The current president of the United States has warranted nary a mention from Prime Minister Justin Trudeau since Democrat Joe Biden became president-elect on Saturday.
While that might be setting Trudeau and Canada up for some retaliatory pain from Donald Trump, analysts are divided on how much misery even a very vindictive lame-duck president could inflict on his closest neighbour.
On Monday, Trudeau became the first international leader to speak to Biden, following his swift congratulations to the former American vice-president and his running mate Kamala Harris on Saturday.
The Prime Minister's Office released a statement congratulating Biden within 45 minutes of multiple news outlets having called the Democrat's pivotal victory in Pennsylvania.
Bessma Momani, an international affairs expert at the University of Waterloo, says Trump is likely keeping track of who is congratulating Biden.
She said there is no ruling out that Trump could find a way to retaliate against Canada in his remaining time in the Oval Office.
"Certainly, if one looks at why the Chinese have still held out on congratulating Trump, there is fear that Trump could be punitive on trade or other matters for those who are seen to side with Biden in the legal battle Trump has undertaken," aid Momani.
"One should not doubt that Trump is taking names and personalizing the congratulatory good wishes to Biden."
Trump has refused to concede defeat and is threatening legal action, claiming without evidence that he was cheated out of victory. His top diplomat, U.S. Secretary of State Mike Pompeo, told reporters Tuesday he expects a "smooth transition to a second Trump administration."
Trump imposed punitive tariffs on Canadian steel and aluminum in 2018 using a seldom-used section of U.S. trade law that gives the executive branch that power to protect national security.
The tariffs were ostensibly levied to block the flood of cheap Chinese steel into the U.S. through Canada. But Trump's commerce secretary said at the time they were being imposed because the Americans were unhappy with the slow pace of the renegotiation of the North American Free Trade Agreement.
Trump eventually removed the tariffs but reimposed a levy on Canadian aluminum in August, which was lifted less than a week before the presidential election.
"I don't have any suspicion that Mr. Trump is going to try to cause trouble from a trade point of view over the next couple of months," said Dennis Darby, the president of Canadian Manufacturers and Exporters.
Trump is likely not preoccupied with foreign opinions of him, and will turn his remaining days in office to making life miserable for his political opponents within the U.S., said Sarah Goldfeder, a former U.S. diplomat who is now an Ottawa-based consultant.
"I think Trump has two things on his mind and neither is Canada," said Goldfeder.
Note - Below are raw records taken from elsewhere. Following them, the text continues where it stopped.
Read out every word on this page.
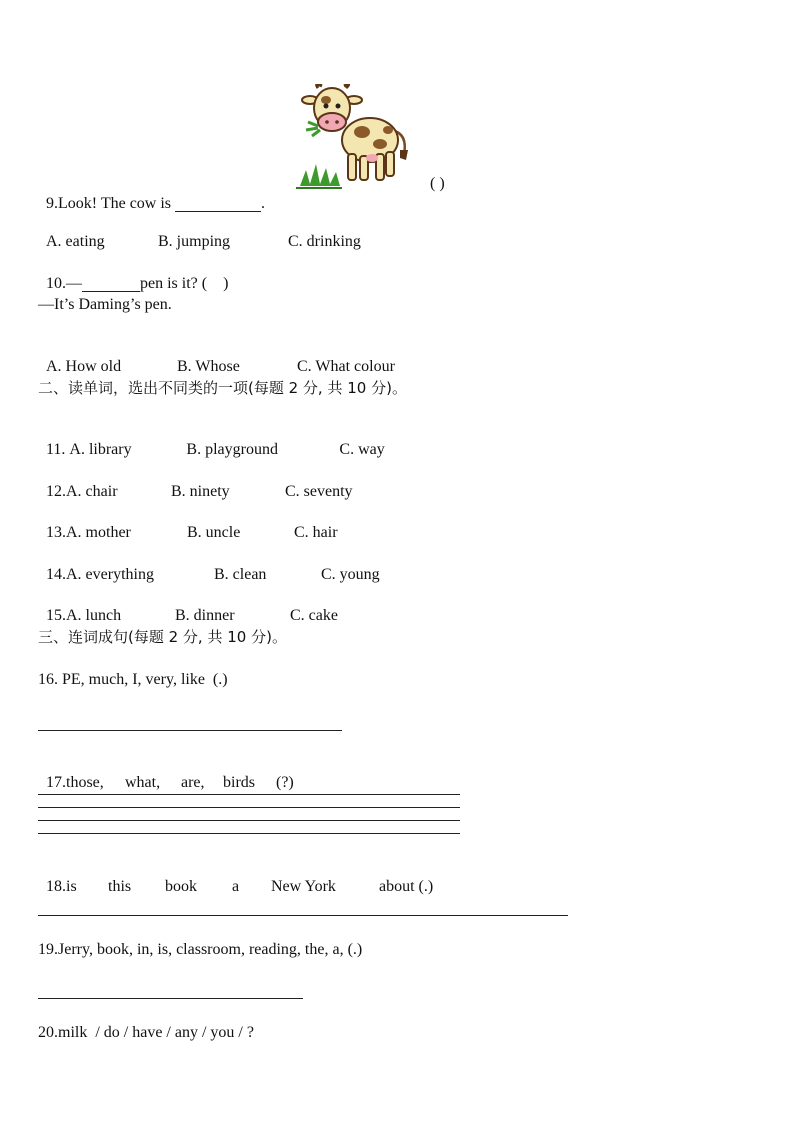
9.Look! The cow is	.

( )

A. eating	B. jumping	C. drinking

10.—	pen is it? (    )

—It’s Daming’s pen.

A. How old	B. Whose	C. What colour

二、读单词，选出不同类的一项(每题 2 分, 共 10 分)。

11. A. library	B. playground	C. way

12.A. chair	B. ninety	C. seventy

13.A. mother	B. uncle	C. hair

14.A. everything	B. clean	C. young

15.A. lunch	B. dinner	C. cake

三、连词成句(每题 2 分, 共 10 分)。
16. PE, much, I, very, like  (.)

17.those, what, are, birds (?)

18.is this book a New York	about (.)

19.Jerry, book, in, is, classroom, reading, the, a, (.)
20.milk  / do / have / any / you / ?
Those are his political and financial survival "and making life hard for the Democrats and never-Trumpers."
She said "Trudeau did not reveal anything that Trump didn't already know" by calling Biden.
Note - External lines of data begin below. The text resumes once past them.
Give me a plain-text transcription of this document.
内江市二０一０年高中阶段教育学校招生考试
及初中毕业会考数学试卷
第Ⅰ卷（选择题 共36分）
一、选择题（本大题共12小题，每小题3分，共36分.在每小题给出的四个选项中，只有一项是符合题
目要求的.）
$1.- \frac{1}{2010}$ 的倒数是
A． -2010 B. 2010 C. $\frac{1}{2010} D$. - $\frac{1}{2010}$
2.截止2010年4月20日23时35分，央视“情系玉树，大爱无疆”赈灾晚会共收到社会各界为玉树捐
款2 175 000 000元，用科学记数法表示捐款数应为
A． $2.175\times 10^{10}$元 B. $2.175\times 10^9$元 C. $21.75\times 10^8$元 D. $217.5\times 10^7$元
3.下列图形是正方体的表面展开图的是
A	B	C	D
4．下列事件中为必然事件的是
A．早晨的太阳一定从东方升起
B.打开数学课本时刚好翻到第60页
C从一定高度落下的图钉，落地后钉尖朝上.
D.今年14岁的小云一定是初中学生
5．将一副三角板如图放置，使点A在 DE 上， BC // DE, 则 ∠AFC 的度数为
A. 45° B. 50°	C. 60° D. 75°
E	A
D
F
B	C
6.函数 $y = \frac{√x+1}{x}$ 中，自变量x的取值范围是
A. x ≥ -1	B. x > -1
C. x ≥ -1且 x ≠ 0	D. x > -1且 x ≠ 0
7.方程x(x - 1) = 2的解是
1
Trudeau and Biden released separate readouts of their conversation Monday, which summarized areas of potential co-operation as well as differences.
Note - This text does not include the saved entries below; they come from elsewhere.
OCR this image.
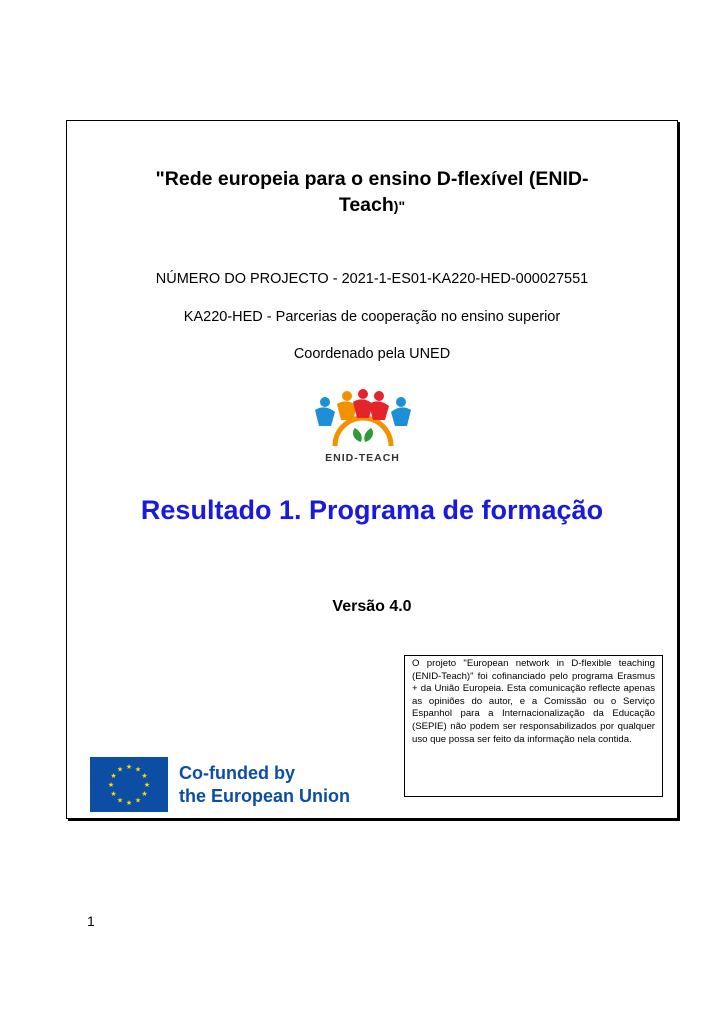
"Rede europeia para o ensino D-flexível (ENID-
Teach)"
NÚMERO DO PROJECTO - 2021-1-ES01-KA220-HED-000027551
KA220-HED - Parcerias de cooperação no ensino superior
Coordenado pela UNED
ENID-TEACH
Resultado 1. Programa de formação
Versão 4.0
O projeto "European network in D-flexible teaching (ENID-Teach)" foi cofinanciado pelo programa Erasmus + da União Europeia. Esta comunicação reflecte apenas as opiniões do autor, e a Comissão ou o Serviço Espanhol para a Internacionalização da Educação (SEPIE) não podem ser responsabilizados por qualquer uso que possa ser feito da informação nela contida.
★ ★
★
★
★
★
★
★
★
★
★
★	Co-funded by
the European Union
1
Trudeau's office said he and Biden discussed COVID-19, climate change, fighting anti-Black racism and China's detention of two Canadians, Michael Kovrig and Michael Spavor.
Biden's statement said he was looking forward to working closely with Trudeau on global health, revitalizing bilateral economic ties as well as the broader North American partnership, and working with Canada on a range of regional and global challenges.
Meredith Lilly, the Simon Reisman Chair in trade policy at Carleton University's Norman Paterson School of International Affairs, said Trump's bigger worries are all domestic and the Biden-Trudeau call likely hasn't even registered with him.
French President Emmanuel Macron has also now spoken with Biden, as will more world leaders in the coming days, "so we have some comfort in numbers," said Lilly.
"During the lame-duck period, it will be important for Canadian officials to maintain constructive working relations with the Trump administration, and I'm confident that Ambassador (Kirsten) Hillman and her team in Washington will do this with professionalism."
Fen Hampson, an international affairs expert at Norman Paterson who authored a book about Brian Mulroney's foreign policy, said it is not unusual for Canadian prime ministers to reach out to the winners of the U.S. presidential election before they have been formally sworn in, as Mulroney did with Bill Clinton.
"The calculus surely was that Trump is a now lame duck and already has done as much damage as he can to bilateral relations," said Hampson, adding that Trudeau likely wanted to "seize the day and not be too preoccupied with the downside risk."